How to Claim FSA Money for Eligible Expenses
Learn how to efficiently claim FSA funds by understanding eligible expenses, required documentation, submission deadlines, and how to manage unused balances.
Learn how to efficiently claim FSA funds by understanding eligible expenses, required documentation, submission deadlines, and how to manage unused balances.
Flexible Spending Accounts (FSAs) let employees set aside pre-tax money for healthcare expenses, reducing taxable income. Many people lose out on these benefits due to confusion about the reimbursement process or missed deadlines. Understanding how to submit claims properly ensures you maximize your FSA funds.
FSAs cover a range of medical, dental, and vision expenses, but not all healthcare costs qualify. The IRS defines eligible expenses under Section 213(d) of the Internal Revenue Code, which includes costs for diagnosing, treating, or preventing disease, as well as medical equipment and supplies. Common reimbursable expenses include copayments, deductibles, prescription medications, and necessary medical procedures not covered by insurance.
The CARES Act expanded eligibility to include over-the-counter medications without a prescription and menstrual care products. Pain relievers, allergy medications, and first-aid supplies now qualify, along with medical devices such as blood pressure monitors, thermometers, and orthopedic supports.

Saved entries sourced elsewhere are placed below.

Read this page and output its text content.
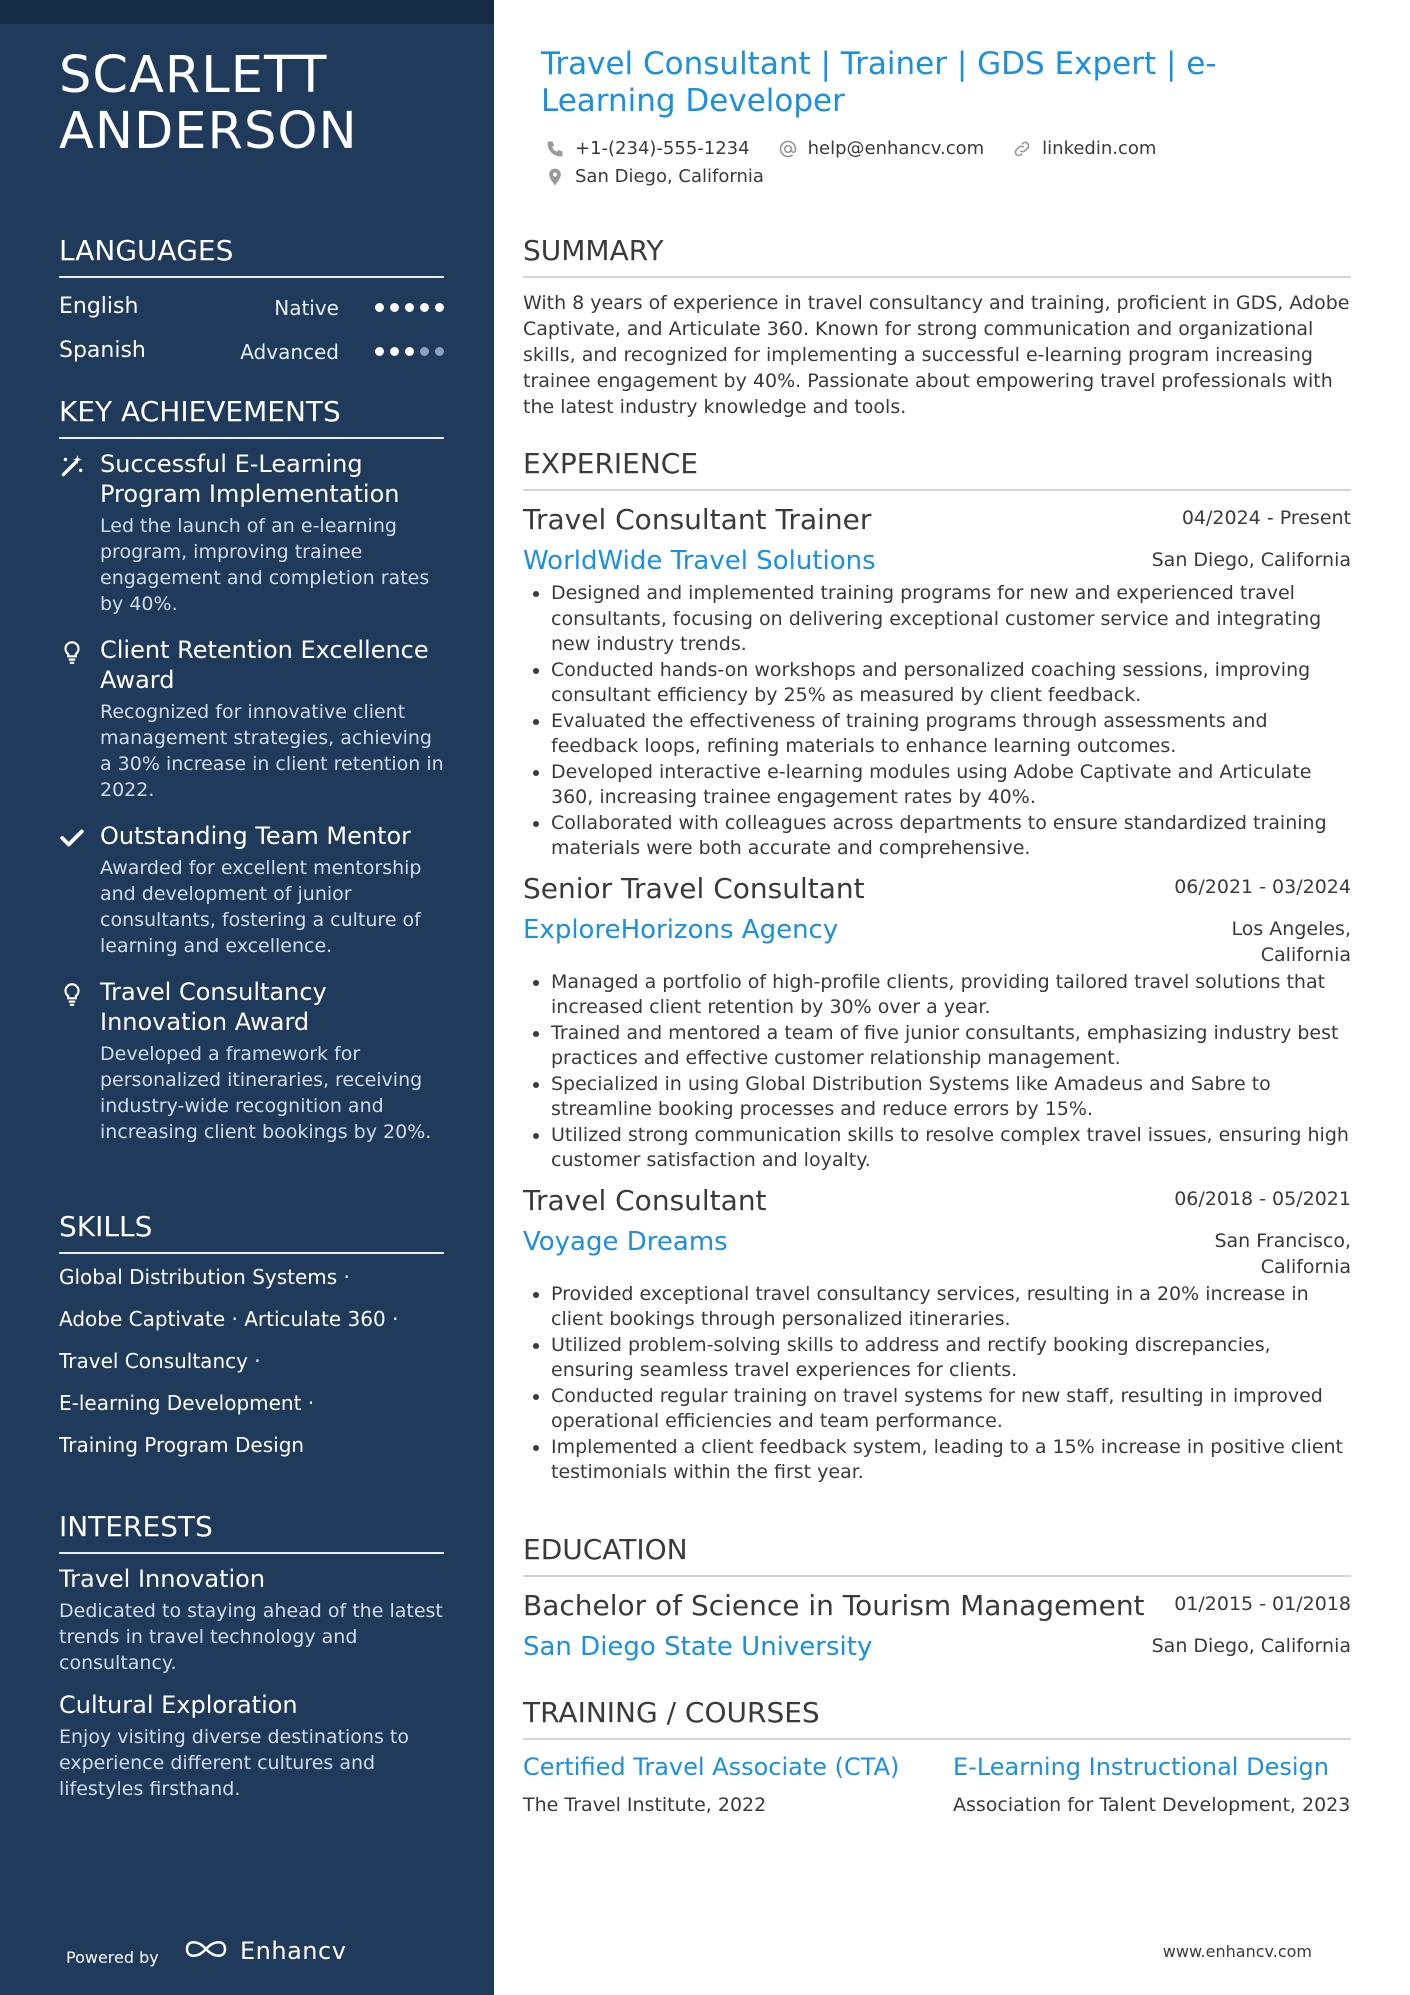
SCARLETT
ANDERSON
LANGUAGES
English	Native
Spanish	Advanced
KEY ACHIEVEMENTS
Successful E-Learning Program Implementation
Led the launch of an e-learning program, improving trainee engagement and completion rates by 40%.
Client Retention Excellence Award
Recognized for innovative client management strategies, achieving a 30% increase in client retention in 2022.
Outstanding Team Mentor
Awarded for excellent mentorship and development of junior consultants, fostering a culture of learning and excellence.
Travel Consultancy Innovation Award
Developed a framework for personalized itineraries, receiving industry-wide recognition and increasing client bookings by 20%.
SKILLS
Global Distribution Systems ·
Adobe Captivate · Articulate 360 ·
Travel Consultancy ·
E-learning Development ·
Training Program Design
INTERESTS
Travel Innovation
Dedicated to staying ahead of the latest trends in travel technology and consultancy.
Cultural Exploration
Enjoy visiting diverse destinations to experience different cultures and lifestyles firsthand.
Powered by	Enhancv
Travel Consultant | Trainer | GDS Expert | e-Learning Developer
+1-(234)-555-1234	help@enhancv.com	linkedin.com
San Diego, California
SUMMARY
With 8 years of experience in travel consultancy and training, proficient in GDS, Adobe Captivate, and Articulate 360. Known for strong communication and organizational skills, and recognized for implementing a successful e-learning program increasing trainee engagement by 40%. Passionate about empowering travel professionals with the latest industry knowledge and tools.
EXPERIENCE
Travel Consultant Trainer	04/2024 - Present
WorldWide Travel Solutions	San Diego, California
• Designed and implemented training programs for new and experienced travel consultants, focusing on delivering exceptional customer service and integrating new industry trends.
• Conducted hands-on workshops and personalized coaching sessions, improving consultant efficiency by 25% as measured by client feedback.
• Evaluated the effectiveness of training programs through assessments and feedback loops, refining materials to enhance learning outcomes.
• Developed interactive e-learning modules using Adobe Captivate and Articulate 360, increasing trainee engagement rates by 40%.
• Collaborated with colleagues across departments to ensure standardized training materials were both accurate and comprehensive.
Senior Travel Consultant	06/2021 - 03/2024
ExploreHorizons Agency	Los Angeles, California
• Managed a portfolio of high-profile clients, providing tailored travel solutions that increased client retention by 30% over a year.
• Trained and mentored a team of five junior consultants, emphasizing industry best practices and effective customer relationship management.
• Specialized in using Global Distribution Systems like Amadeus and Sabre to streamline booking processes and reduce errors by 15%.
• Utilized strong communication skills to resolve complex travel issues, ensuring high customer satisfaction and loyalty.
Travel Consultant	06/2018 - 05/2021
Voyage Dreams	San Francisco, California
• Provided exceptional travel consultancy services, resulting in a 20% increase in client bookings through personalized itineraries.
• Utilized problem-solving skills to address and rectify booking discrepancies, ensuring seamless travel experiences for clients.
• Conducted regular training on travel systems for new staff, resulting in improved operational efficiencies and team performance.
• Implemented a client feedback system, leading to a 15% increase in positive client testimonials within the first year.
EDUCATION
Bachelor of Science in Tourism Management 01/2015 - 01/2018
San Diego State University	San Diego, California
TRAINING / COURSES
Certified Travel Associate (CTA)
The Travel Institute, 2022
E-Learning Instructional Design
Association for Talent Development, 2023
www.enhancv.com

Vision and dental expenses are also covered. Prescription eyeglasses, contact lenses, and eye exams qualify, along with dental cleanings, fillings, and orthodontic treatments like braces. Some elective procedures, such as LASIK surgery, may be reimbursed if deemed medically necessary, but cosmetic treatments like teeth whitening are not covered.
Employees submit claims through their plan administrator via an online portal, mobile app, or paper form. The process involves selecting the expense type, entering the amount paid, and uploading supporting documents. Many administrators offer direct deposit for faster reimbursements.
Some employers provide FSA debit cards, allowing direct payment for eligible expenses. However, purchases may still require verification. If flagged, the administrator may request additional documentation to confirm eligibility. Failure to provide proof could result in the amount being reported as taxable income.
Certain FSAs offer automatic claims submission, where expenses processed through an employer-sponsored insurance plan are forwarded for reimbursement. This feature is helpful for recurring costs like copayments but does not apply to all expenses, so employees should monitor their accounts and submit claims for out-of-pocket costs not captured.
Proper documentation is essential for claim approval. Employees must provide an itemized receipt or an explanation of benefits (EOB) statement, which must include the provider’s name, date of service, a description of the product or service, and the amount paid. Generic credit card statements or non-itemized invoices are insufficient.
For medical services, invoices must distinguish between covered and non-covered charges. If a procedure could be considered elective, a letter of medical necessity (LMN) from a licensed physician may be required, explaining why the treatment is essential.
Dependent care FSAs, which cover childcare or eldercare expenses, require additional verification. Invoices must include the caregiver’s name, address, and tax identification or Social Security number. If care is provided by an individual rather than a licensed facility, the IRS may require further proof of payment, such as a signed statement from the caregiver.
FSA funds must be used within the plan year or are forfeited. Many employers offer either a grace period—typically until March 15 of the following year—or a carryover option, allowing up to $640 (as of 2024) to roll over. Employers cannot offer both, so employees should check their plan’s policy.
Most plans provide a run-out period, usually 60 to 90 days after the plan year ends, during which employees can file reimbursement requests for expenses incurred before the deadline. This period does not extend the time to incur new expenses—only to submit claims for eligible costs already paid.
Employees should monitor their FSA balance throughout the year to avoid forfeiting unused funds. If a significant balance remains near year-end, purchasing eligible medical supplies, scheduling routine exams, or prepaying for upcoming treatments can help maximize the use of available funds. Since FSA rules prohibit withdrawing funds for non-medical purposes, strategic planning is necessary.
If the plan includes a carryover provision, up to $640 can be rolled into the next year, but any amount above this limit is forfeited. For those with a grace period, eligible expenses incurred within the extension window can still be reimbursed, but once the grace period expires, any remaining funds are lost.
Errors in FSA claims can often be corrected, depending on the plan administrator’s policies and the timing of the request. If a claim is denied due to missing documentation or incorrect information, employees are typically allowed to resubmit with the necessary details. This may involve providing a corrected receipt, an additional letter of medical necessity, or clarifying the nature of the expense. Claims that do not meet eligibility requirements cannot be reimbursed, even if resubmitted.
If an employee submits a duplicate claim or requests reimbursement for an incorrect amount, most administrators allow adjustments before processing. However, once funds have been disbursed, reversing a claim can be more complicated. Some plans require employees to return excess funds, while others deduct the overpayment from future reimbursements. Keeping accurate records and reviewing submissions before finalizing them can help prevent errors.